Beschäftigungsanspruch (Beschäftigungspflicht) ist ein privat-rechtlicher auf dem Arbeitsvertrag beruhender Anspruch des Arbeitsnehmers, die im Arbeitsvertrag vereinbarte Tätigkeit verrichten zu wollen. Der Beschäftigungsanspruch des Arbeitnehmers hat verschiedene gesetzliche und richterrechtliche Ausprägungen erfahren:
► der allgemeine Weiterbeschäftigungsanspruch (§§ 611, 613, 242 BGB Artikel 2 Abs. 1 und 1 Abs. GG)
► der betriebsverfassungsrechtliche Weiterbeschäftigungsanspruch nach § 102 Abs. 5 BetrVG und
Für Beschäftigungspflichten in besonderen Arbeitsverhältnissen:
► Auszubildenden § 18 i.V.m. § 6 Abs. 2 BBiG und
► Schwerbehinderten, § 81 Abs. 4 SGB IX.
► allgemeine Weiterbeschäftigungsanspruch gemäß §§ 611, 613, 242 BGB Art. 2 und 1 GG dient zum einen
bei gekündigten Arbeitsverhältnissen:
der Weiterbeschäftigung während des Kündigungsschutzprozesses und zum anderen
bei ungekündigten Arbeitsverhältnissen
zur Rückgängigmachung der Suspendierung, d. h. Freistellung von der Arbeit der Beschäftigung zu vertragsgemäßen Arbeitsbedingungen.
► der betriebsverfassungsrechtliche Weiterbeschäftigungsanspruch nach § 102 Abs. 5 BetrVG und
► Beschäftigungspflichten in besonderen Arbeitsverhältnissen:
► Auszubildenden § 18 i.V.m. § 6 Abs. 2 BBiG und
► Schwerbehinderten, § 81 Abs. 4 SGB IX.
Der Beschäftigungsanspruch des Arbeitnehmers wird aus §§ 611, 613, 242 BGB sowie aus Art. 1 und 2 GG abgeleitet
(BAG, Beschluss vom 27. 02. 1985 - GS 1
/84).
Für einen solchen allgemeinen arbeitsvertraglichen Beschäftigungsanspruchs spricht nicht zuletzt auch der in den §§ 102 Abs. 5 BetrVG, 79 Abs. 2 BPersVG geregelte Weiterbeschäftigungsanspruch des gekündigten Arbeitnehmers für die Zeit nach dem Ablauf der Kündigungsfrist bis zum rechtskräftigen Abschluss eines anhängigen Kündigungsschutzprozesses.

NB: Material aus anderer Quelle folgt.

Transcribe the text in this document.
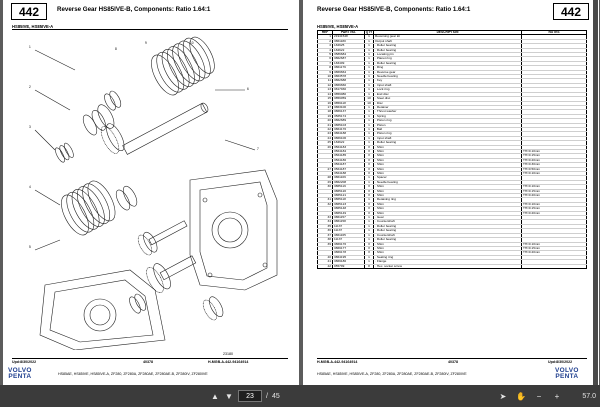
442	Reverse Gear HS85IVE-B, Components: Ratio 1.64:1
HS85IVE, HS85IVE-A
1
2
3
4
5
6
7
8
9	10
23180
Upd:8/30/2022	40378	H-MGB-A-442-94164914
HS85AE, HS85IVE, HS85IVE-A, ZF280, ZF280A, ZF280AE, ZF280AE-B, ZF280IV, ZF280IVE
VOLVO
PENTA
Reverse Gear HS85IVE-B, Components: Ratio 1.64:1	442
HS85IVE, HS85IVE-A
REF	PART NO.	QTY	DESCRIPTION	NOTES
1	21941548	1	Reversing gear kit	
2	3861180	1	Output shaft	
3	184625	1	· Roller bearing	
4	184622	1	· Roller bearing	
5	3586684	1	· Locating pin	
6	3862687	1	· Planet ring	
7	183409	1	· Roller bearing	
8	3861179	1	· Ring	
9	3869664	1	· Reverse gear	
10	3863578	1	· Needle bearing	
11	3862688	1	· Key	
12	3869660	1	· Input shaft	
13	3817930	1	· Lock ring	
14	3859080	1	· End disc	
15	3859059	10	· Steel disc	
16	3859118	10	· Disc	
17	3863100	1	· Retainer	
18	3866137	1	· Thrust washer	
19	3565174	1	· Spring	
20	3862689	1	· Piston ring	
21	3865103	1	· Piston	
22	3864176	1	· Ball	
23	3864188	1	· Piston ring	
24	3866106	1	· Input shaft	
25	184622	1	· Roller bearing	
26	3564183	X	· Shim	
	3564184	X	· Shim	TH=0.10mm
	3564185	X	· Shim	TH=0.15mm
	3564186	X	· Shim	TH=0.20mm
	3564187	X	· Shim	TH=0.30mm
27	3564187	X	· Shim	TH=0.50mm
	3564188	X	· Shim	TH=0.10mm
28	3861109	1	· Spacer	
29	3862208	1	· Needle bearing	
30	3865119	X	· Shim	TH=0.10mm
	3865120	X	· Shim	TH=0.15mm
	3865121	X	· Shim	TH=0.20mm
31	3865118	1	· Retaining ring	
32	3865123	X	· Shim	TH=0.10mm
	3865148	X	· Shim	TH=0.15mm
	3865149	X	· Shim	TH=0.20mm
33	3861157	1	· Gear	
34	3861158	1	· Countershaft	
35	11137	1	· Roller bearing	
36	11137	1	· Roller bearing	
37	3861165	1	· Countershaft	
38	11137	1	· Roller bearing	
39	3869176	X	· Shim	TH=0.10mm
	3869177	X	· Shim	TH=0.15mm
	3869178	X	· Shim	TH=0.20mm
40	3864195	1	· Sealing ring	
41	3869186	1	· Flange	
42	955799	8	· Hex. socket screw	
H-MGB-A-442-94164914	40378	Upd:8/30/2022
HS85AE, HS85IVE, HS85IVE-A, ZF280, ZF280A, ZF280AE, ZF280AE-B, ZF280IV, ZF280IVE	VOLVO
PENTA
▲ ▼	23	/ 45	➤ ✋ − +	57.0
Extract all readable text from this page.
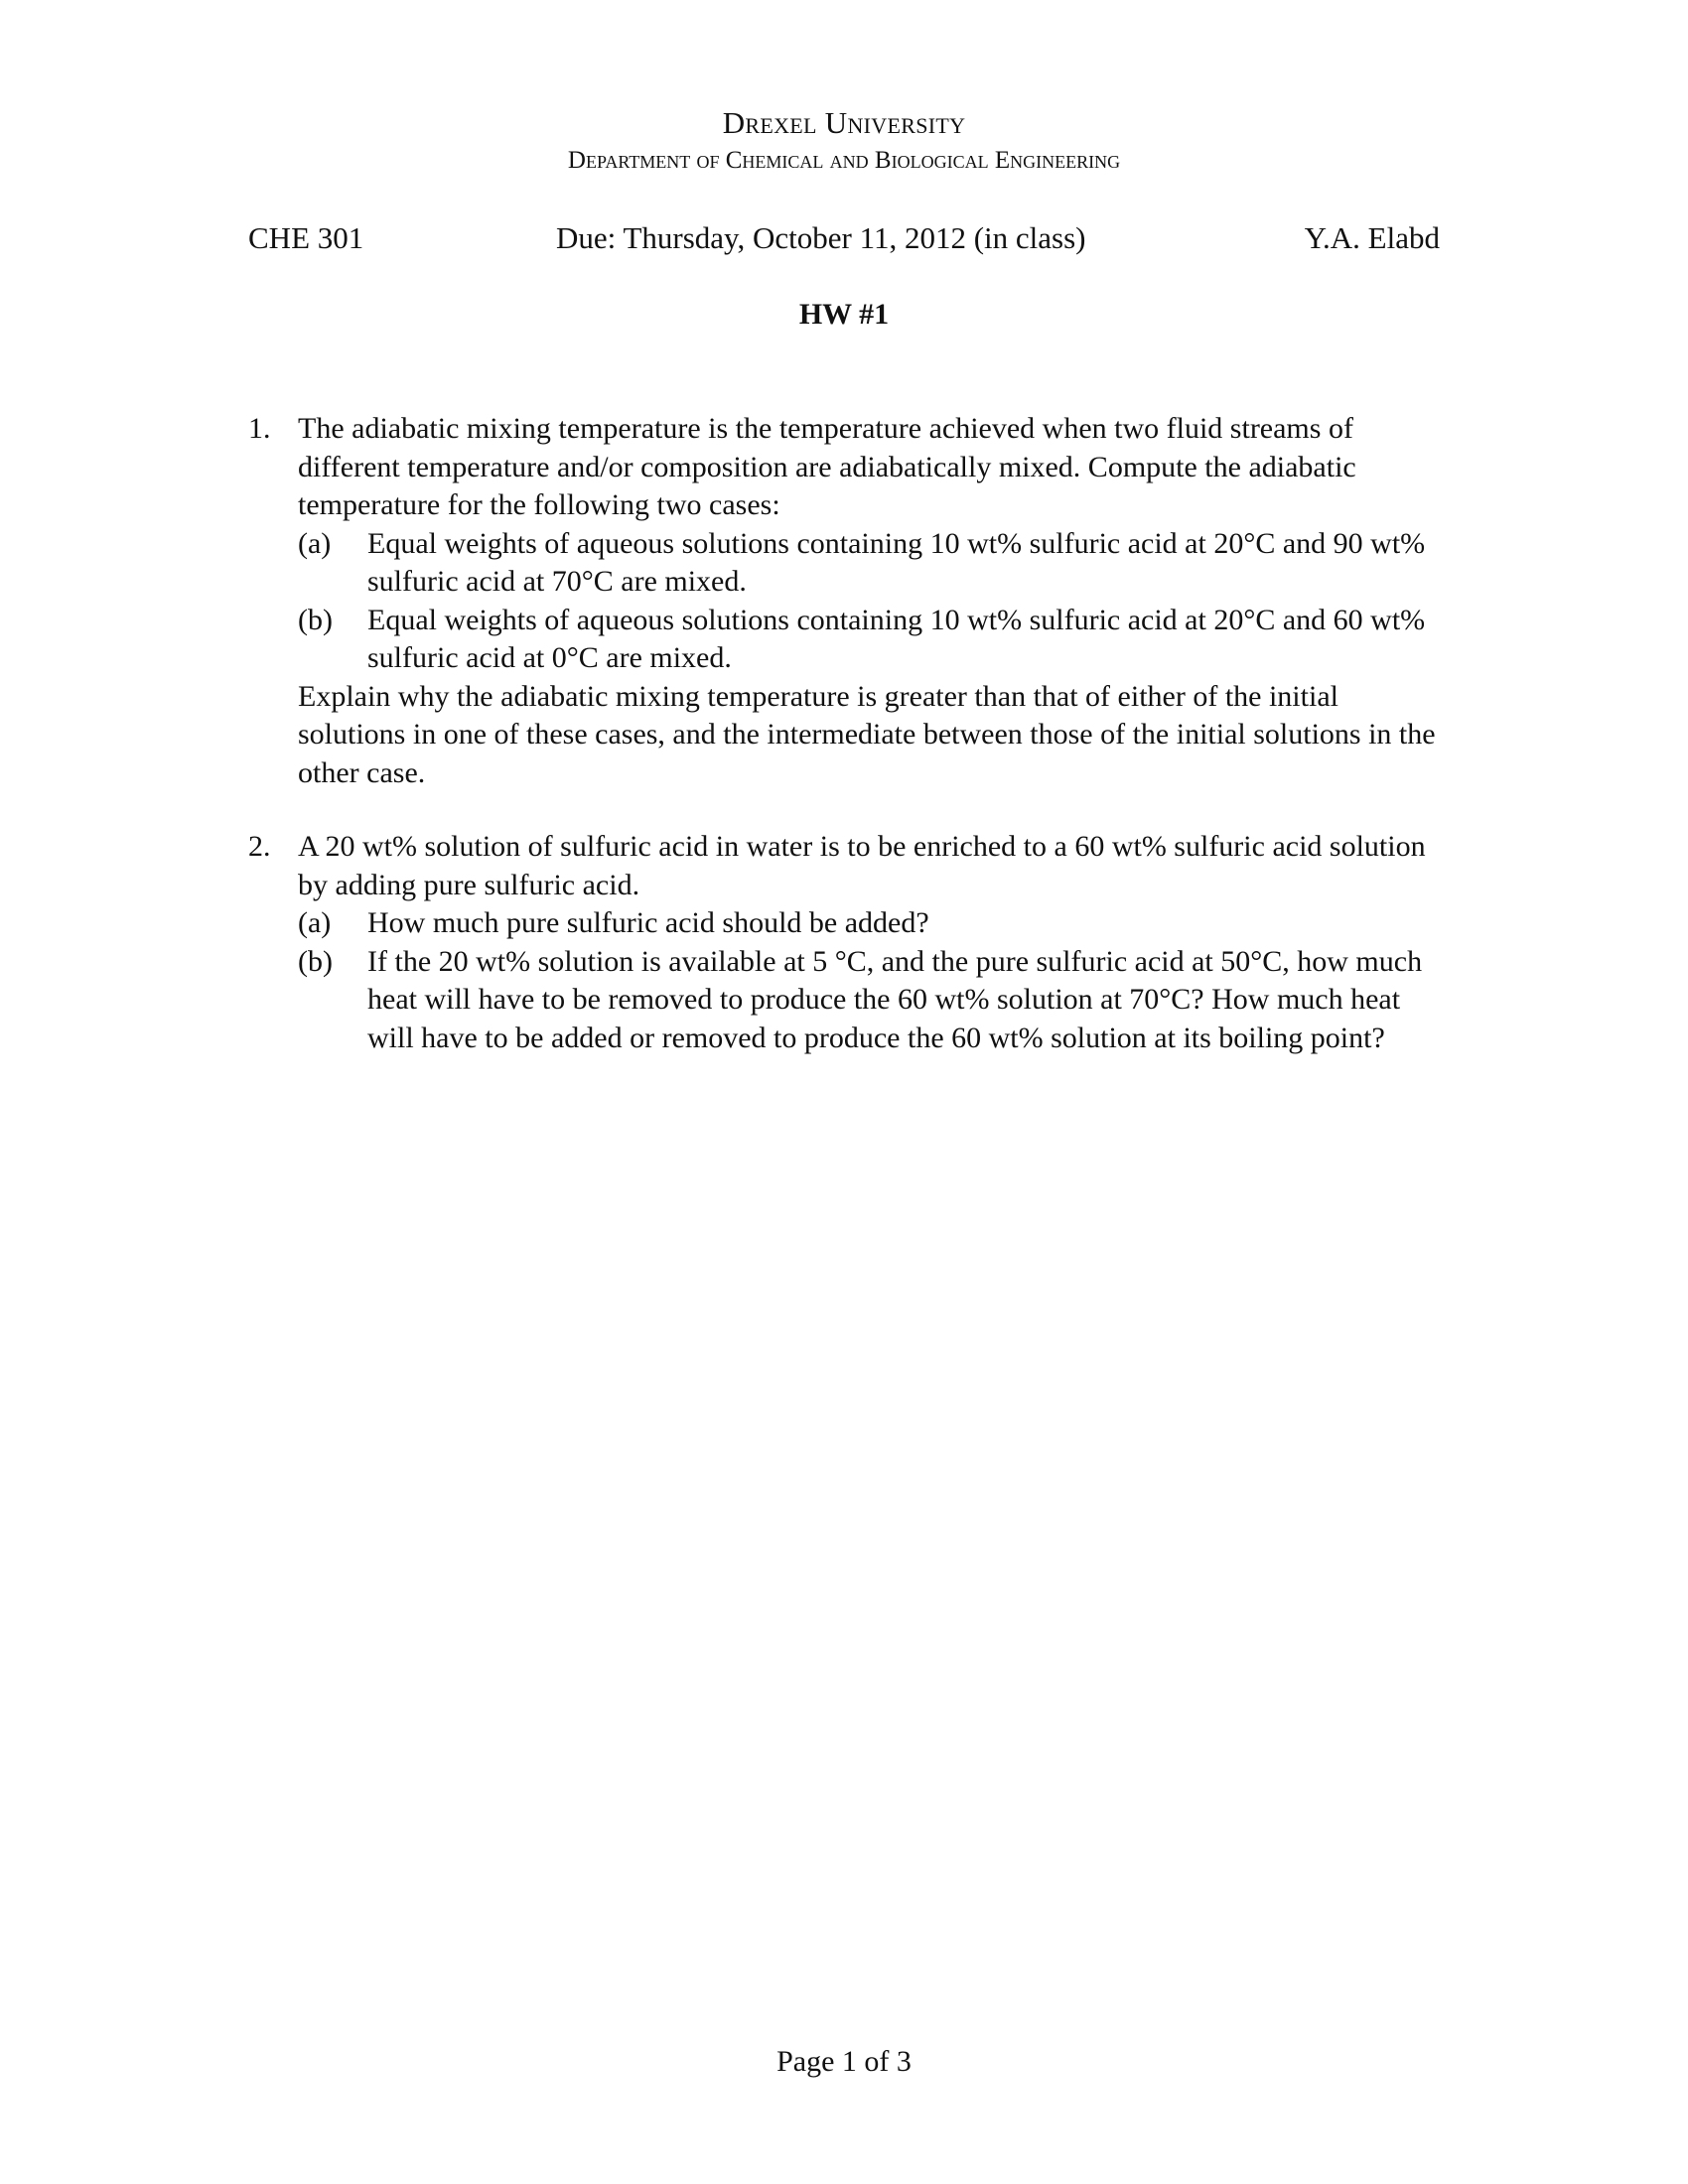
Drexel University
Department of Chemical and Biological Engineering
CHE 301	Due: Thursday, October 11, 2012 (in class)	Y.A. Elabd
HW #1
1. The adiabatic mixing temperature is the temperature achieved when two fluid streams of different temperature and/or composition are adiabatically mixed. Compute the adiabatic temperature for the following two cases:
(a) Equal weights of aqueous solutions containing 10 wt% sulfuric acid at 20°C and 90 wt% sulfuric acid at 70°C are mixed.
(b) Equal weights of aqueous solutions containing 10 wt% sulfuric acid at 20°C and 60 wt% sulfuric acid at 0°C are mixed.
Explain why the adiabatic mixing temperature is greater than that of either of the initial solutions in one of these cases, and the intermediate between those of the initial solutions in the other case.
2. A 20 wt% solution of sulfuric acid in water is to be enriched to a 60 wt% sulfuric acid solution by adding pure sulfuric acid.
(a) How much pure sulfuric acid should be added?
(b) If the 20 wt% solution is available at 5 °C, and the pure sulfuric acid at 50°C, how much heat will have to be removed to produce the 60 wt% solution at 70°C? How much heat will have to be added or removed to produce the 60 wt% solution at its boiling point?
Page 1 of 3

Es entspricht herrschender Meinung, dass dieser Weiterbeschäftigungsanspruch auf tatsächliche Beschäftigung zu den bisherigen Arbeitsbedingungen und nicht nur auf Aufrechterhaltung des Arbeitsverhältnisses unter Fortzahlung der Arbeitsvergütung gerichtet ist
(BAG,
Beschluss vom 27. Februar 1985 - GS 1 /84: BAG 29, 195, 208 = AP
Nr. 5 zu § 611 BGB Beschäftigungspflicht, zu III 6 der Gründe; LAG
Düsseldorf, DB 1974, 2112; LAG Berlin, BB 1976, 1273; LAG Hamburg, DB 1977,
500; Dietz/Richardi, BetrVG, 6. Aufl., § 102 Rz 209; Galperin/Löwisch,
BetrVG, 6. Aufl., § 102 Rz 110; Gnade/Kehrmann/Schneider/Blanke,
BetrVG, 2. Aufl., § 102 Rz 100; GK-Kraft, BetrVG, § 102 Rz 99;
Heinze, Personalplanung, Einstellung und Kündigung, S. 237, Rz 600;
Kammann/Hess/Schlochauer, BetrVG, § 102 Rz 153; KR-Etzel, 2. Aufl.,
§ 102 BetrVG Rz 214; Fitting/Auffarth/Kaiser, BetrVG, 14. Aufl.,
§ 102 Rz 65; Griesam, Der Beschäftigungsanspruch im Arbeitsverhältnis, S.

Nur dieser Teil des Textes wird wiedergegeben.